Some of the challenge of implementing multifamily PV systems relates to outmoded or overly restrictive policies by utilities and public service commissions. Two programs could help overcome some of these challenges.
Community net metering—Some locales allow “virtual net-metering” in which a utility customer buys a certain number of PV modules in a large array located somewhere off-site, and the utility tracks the PV production and subtracts the energy from the customer’s utility bill. It is a simple accounting transaction—no physical connection to the home is required. (See “Growing Solar in Your Community” in HP143.)
Feed-in tariff—This is the simplest of all. With a feed-in tariff, the utility is required by law to purchase all PV-produced electricity at retail or higher prices. The price premium paid to producers is funded by a small surcharge on nonrenewable energy usage. Using this approach, many countries, notably Germany and Japan, have grown their solar capacity immensely, and have provided green investment opportunities for millions of their citizens. In our case, we would have simply hooked up the system to the utility at the nearest location, and sold the power, crediting the money to residents to offset their utility bills.

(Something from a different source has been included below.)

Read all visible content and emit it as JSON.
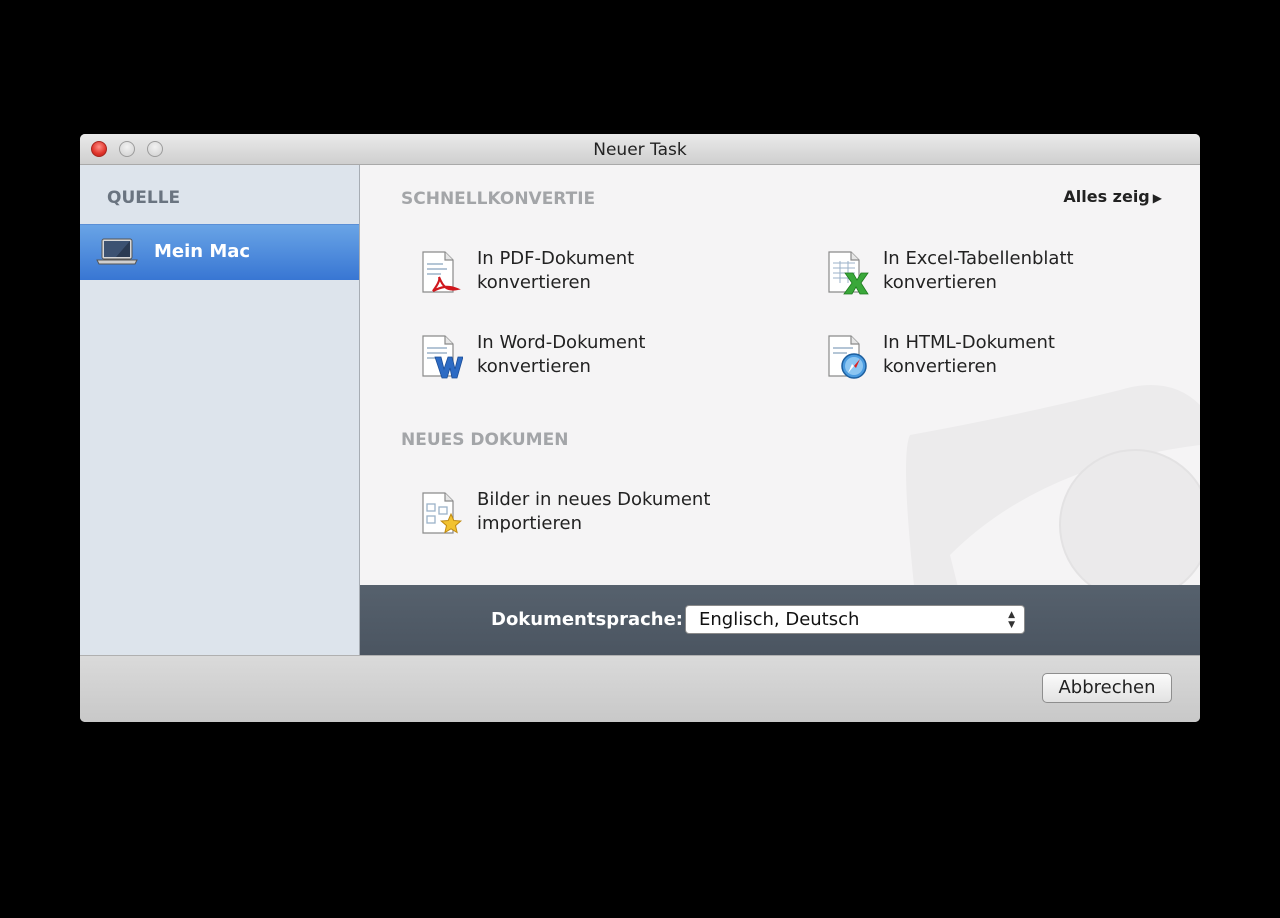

Improved utility tariffs—Most states define a variety of tariffs or “service classifications” that define rates for different classes of power users. The structure of available tariffs can have an impact on community PV projects. For example, New York state does not have a tariff for multifamily residential service, so master-metered neighborhoods must use commercial tariffs, which tend to cost more. New York also lacks any applicable time-of-use or peak/off-peak tariff, so residents cannot take economic advantage of the fact that PV produces the most power during the time of day when utilities in other states are paying premium prices per kWh.